Italien muss noch ins „Tal der Tränen“

Italien ist das Negativbeispiel für hohe Lohnstückkosten. Während sich faktisch alle anderen Länder verbesserten, war es in Italien umgekehrt. So verlor man die Weltführung bei leichten Industrieprodukten – das Land ist gegenüber asiatischen Ländern nicht mehr konkurrenzfähig: „Die Löhne sind zu hoch“, analysierte Felderer. „Italien steht der Gang durch das Tal der Tränen noch bevor – Spanien hat das hinter sich.“
Dass am 5. September die Europäische Zentralbank den Leitzins auf 0,05 % senkte, reicht laut dem österreichischen Wirtschaftsforscher nicht, „um zu wirken“.
Bei der Baukonjunktur ist bemerkenswert, dass es in Deutschland nach der Wiedervereinigung 1989 faktisch bis 2009 eine Talfahrt gab. 2010 bis 2012 kam es zu einer leichten Erholung. „Jetzt sucht der deutsche Bau ein neues Niveau“, skizzierte Felderer.

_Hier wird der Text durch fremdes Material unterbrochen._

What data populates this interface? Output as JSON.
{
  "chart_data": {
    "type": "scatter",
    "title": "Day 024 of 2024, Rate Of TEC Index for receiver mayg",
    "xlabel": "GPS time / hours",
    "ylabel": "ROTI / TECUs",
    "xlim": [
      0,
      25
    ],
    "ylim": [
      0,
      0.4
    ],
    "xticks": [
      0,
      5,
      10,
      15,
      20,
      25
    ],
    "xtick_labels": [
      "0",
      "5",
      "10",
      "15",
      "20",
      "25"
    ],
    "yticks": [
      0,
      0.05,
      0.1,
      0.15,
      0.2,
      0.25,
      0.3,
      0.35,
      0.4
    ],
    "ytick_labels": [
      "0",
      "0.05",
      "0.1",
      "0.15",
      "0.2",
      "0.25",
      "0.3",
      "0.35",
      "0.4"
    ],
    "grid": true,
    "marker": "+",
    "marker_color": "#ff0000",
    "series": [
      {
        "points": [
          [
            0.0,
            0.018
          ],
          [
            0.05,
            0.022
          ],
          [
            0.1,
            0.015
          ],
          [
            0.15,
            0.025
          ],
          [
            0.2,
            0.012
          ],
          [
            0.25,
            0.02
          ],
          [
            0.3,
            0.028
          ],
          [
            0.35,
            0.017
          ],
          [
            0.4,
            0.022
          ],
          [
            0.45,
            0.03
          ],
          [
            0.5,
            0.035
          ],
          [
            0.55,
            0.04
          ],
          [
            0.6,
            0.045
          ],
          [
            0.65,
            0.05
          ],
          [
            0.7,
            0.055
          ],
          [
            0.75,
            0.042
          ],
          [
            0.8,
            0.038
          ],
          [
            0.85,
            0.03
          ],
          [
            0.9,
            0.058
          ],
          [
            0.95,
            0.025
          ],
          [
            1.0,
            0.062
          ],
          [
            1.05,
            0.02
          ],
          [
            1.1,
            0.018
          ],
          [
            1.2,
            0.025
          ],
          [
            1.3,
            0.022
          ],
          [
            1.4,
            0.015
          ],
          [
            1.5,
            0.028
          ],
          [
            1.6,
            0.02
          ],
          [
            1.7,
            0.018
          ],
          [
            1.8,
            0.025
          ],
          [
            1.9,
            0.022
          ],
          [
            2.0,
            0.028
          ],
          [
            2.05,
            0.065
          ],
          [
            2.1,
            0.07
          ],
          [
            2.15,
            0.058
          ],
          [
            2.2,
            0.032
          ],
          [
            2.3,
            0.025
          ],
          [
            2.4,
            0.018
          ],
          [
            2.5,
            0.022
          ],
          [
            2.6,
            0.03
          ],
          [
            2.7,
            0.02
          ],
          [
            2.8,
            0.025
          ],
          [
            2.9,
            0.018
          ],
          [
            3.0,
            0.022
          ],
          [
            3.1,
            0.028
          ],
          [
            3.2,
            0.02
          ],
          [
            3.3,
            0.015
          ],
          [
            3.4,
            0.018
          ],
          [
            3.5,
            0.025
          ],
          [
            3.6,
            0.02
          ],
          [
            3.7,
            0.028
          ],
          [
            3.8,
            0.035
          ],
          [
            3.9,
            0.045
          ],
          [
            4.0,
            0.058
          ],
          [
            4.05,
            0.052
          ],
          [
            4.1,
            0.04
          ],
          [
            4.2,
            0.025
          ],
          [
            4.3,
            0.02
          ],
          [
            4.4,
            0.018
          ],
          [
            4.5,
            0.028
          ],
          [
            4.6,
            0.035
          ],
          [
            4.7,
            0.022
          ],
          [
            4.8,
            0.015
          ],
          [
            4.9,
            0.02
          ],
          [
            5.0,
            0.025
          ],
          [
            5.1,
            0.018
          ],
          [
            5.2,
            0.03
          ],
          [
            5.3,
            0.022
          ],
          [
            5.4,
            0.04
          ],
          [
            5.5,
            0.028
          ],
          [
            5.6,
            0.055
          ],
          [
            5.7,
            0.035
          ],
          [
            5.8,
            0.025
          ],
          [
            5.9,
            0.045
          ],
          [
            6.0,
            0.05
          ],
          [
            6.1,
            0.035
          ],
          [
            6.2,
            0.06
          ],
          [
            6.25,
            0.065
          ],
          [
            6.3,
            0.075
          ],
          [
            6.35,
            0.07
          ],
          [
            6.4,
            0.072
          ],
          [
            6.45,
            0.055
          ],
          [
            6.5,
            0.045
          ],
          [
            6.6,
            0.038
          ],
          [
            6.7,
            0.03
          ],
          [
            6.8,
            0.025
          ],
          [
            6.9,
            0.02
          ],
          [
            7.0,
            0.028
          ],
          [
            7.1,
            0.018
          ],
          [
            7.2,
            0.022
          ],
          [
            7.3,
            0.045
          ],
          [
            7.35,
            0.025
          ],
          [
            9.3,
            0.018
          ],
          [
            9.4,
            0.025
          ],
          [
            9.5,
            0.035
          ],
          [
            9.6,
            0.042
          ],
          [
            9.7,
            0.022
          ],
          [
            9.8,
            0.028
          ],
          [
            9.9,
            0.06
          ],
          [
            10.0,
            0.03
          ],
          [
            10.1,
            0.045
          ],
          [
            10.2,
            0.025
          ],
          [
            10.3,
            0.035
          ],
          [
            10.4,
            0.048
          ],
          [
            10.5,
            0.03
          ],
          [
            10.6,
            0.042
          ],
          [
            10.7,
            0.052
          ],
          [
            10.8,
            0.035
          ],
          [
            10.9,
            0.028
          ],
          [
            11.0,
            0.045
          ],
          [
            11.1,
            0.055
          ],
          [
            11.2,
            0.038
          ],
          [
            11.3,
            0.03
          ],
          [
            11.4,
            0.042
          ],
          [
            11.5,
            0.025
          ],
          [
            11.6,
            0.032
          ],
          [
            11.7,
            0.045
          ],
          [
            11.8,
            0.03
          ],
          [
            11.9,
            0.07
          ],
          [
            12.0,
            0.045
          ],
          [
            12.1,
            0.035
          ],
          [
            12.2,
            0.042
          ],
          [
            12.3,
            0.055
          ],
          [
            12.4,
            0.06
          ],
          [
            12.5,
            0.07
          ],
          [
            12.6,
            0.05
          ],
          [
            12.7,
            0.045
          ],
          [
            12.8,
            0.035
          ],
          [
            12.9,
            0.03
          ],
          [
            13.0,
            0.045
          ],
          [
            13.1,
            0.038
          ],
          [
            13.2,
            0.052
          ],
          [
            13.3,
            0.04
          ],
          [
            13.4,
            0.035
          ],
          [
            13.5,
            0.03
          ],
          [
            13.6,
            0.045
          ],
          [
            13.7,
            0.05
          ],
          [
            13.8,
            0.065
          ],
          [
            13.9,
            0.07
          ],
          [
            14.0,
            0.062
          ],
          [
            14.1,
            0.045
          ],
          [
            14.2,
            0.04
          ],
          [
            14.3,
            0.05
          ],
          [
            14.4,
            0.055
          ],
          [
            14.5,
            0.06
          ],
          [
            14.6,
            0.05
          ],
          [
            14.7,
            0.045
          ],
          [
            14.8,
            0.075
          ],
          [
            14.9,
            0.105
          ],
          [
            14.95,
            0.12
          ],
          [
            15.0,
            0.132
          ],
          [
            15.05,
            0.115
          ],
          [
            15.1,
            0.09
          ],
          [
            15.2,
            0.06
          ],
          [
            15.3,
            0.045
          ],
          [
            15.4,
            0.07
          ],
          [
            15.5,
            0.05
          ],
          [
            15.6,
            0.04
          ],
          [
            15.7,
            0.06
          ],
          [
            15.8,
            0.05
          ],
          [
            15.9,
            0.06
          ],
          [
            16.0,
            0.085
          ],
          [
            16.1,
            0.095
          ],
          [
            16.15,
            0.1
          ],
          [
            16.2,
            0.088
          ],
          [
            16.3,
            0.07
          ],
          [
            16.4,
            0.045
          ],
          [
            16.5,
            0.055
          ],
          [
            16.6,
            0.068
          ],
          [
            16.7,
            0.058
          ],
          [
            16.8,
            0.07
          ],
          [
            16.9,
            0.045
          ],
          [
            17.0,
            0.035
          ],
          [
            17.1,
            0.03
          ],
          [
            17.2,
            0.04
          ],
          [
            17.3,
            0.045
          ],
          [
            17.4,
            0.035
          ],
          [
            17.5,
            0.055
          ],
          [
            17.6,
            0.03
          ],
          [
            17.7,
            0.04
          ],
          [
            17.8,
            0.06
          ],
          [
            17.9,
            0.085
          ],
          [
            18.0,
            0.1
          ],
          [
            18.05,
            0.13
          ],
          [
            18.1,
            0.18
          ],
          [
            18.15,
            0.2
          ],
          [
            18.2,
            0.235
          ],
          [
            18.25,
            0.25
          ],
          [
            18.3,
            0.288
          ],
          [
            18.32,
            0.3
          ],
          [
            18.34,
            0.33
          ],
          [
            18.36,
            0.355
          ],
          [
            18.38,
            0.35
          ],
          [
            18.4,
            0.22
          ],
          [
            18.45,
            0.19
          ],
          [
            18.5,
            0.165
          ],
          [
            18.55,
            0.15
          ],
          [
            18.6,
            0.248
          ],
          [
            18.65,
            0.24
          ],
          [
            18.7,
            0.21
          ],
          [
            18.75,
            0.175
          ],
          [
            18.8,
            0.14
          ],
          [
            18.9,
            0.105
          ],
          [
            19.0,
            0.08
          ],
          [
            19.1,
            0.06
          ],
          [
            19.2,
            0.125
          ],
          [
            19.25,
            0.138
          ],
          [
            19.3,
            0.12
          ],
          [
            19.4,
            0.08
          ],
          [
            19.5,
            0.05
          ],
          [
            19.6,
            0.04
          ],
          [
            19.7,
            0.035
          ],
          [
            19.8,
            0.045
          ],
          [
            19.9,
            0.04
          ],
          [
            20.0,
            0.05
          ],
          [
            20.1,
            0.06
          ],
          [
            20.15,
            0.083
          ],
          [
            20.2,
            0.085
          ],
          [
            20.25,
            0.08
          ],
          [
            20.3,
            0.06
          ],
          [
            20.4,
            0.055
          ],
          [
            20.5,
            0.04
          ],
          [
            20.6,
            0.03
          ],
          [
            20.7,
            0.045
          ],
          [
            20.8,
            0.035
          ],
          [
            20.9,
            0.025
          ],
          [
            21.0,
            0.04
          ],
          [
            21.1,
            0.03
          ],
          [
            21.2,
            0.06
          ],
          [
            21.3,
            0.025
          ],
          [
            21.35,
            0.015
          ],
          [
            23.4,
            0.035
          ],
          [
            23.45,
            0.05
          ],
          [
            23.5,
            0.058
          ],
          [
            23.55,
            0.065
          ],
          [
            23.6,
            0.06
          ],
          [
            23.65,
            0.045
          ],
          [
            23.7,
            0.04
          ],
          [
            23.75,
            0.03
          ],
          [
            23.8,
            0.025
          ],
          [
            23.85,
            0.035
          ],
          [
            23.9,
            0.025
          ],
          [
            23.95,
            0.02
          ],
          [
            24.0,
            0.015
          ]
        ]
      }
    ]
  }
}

In Spanien und Italien sackte die Bauwirtschaft ab. Da muss man fast zufrieden sein, dass in Österreich der Bau „stabilisiert“ ist. Für Gesamteuropa sieht Felderer, dass es eine leichte Bauerholung gebe, aber keinen Boom.

Abgabenquote muss runter

Als ein Hauptübel für viele Volkswirtschaften in Europa – insbesondere Österreich – erkennt Felderer die hohe Abgabenquote. „Wir liegen fast bei 50 %, weniger als 40 % ließe uns mehr Luft für die Zukunft“, appellierte er.
Franz Titschenbacher, Präsident der Landwirtschaftskammer Steiermark, sieht nach einem schwierigen 1. Halbjahr mit dem Schneebruch nun eine Stabilisierung der Marktlage am Sägerundholz-Markt. Titschenbacher appellierte an den Kleinwald, das Holzpotenzial bestmöglich zu nutzen. Für den Gesamtmarkt erkennt er eine „realistische Zuversicht“.
Dass wieder mehr Rundholz importiert werden könne, hob Christoph Kulterer, Vorsitzender der österreichischen Sägeindustrie, in seinem Referat am Holztag als positiv hervor. Ebenfalls erfreulich sei das kleine Plus im Nadelschnittholz-Export in Richtung Italien: „Die italienischen Importe sind zwar nur noch 50 % dessen, was 2007 benötigt wurde. Aber jetzt zeichnet sich ein Ende der Talfahrt ab.“ Trotz „stärkster Konkurrenz aus Skandinavien konnten wir außerdem in der Levante unsere Anteile halten“, war ein weiterer positiver Aspekt.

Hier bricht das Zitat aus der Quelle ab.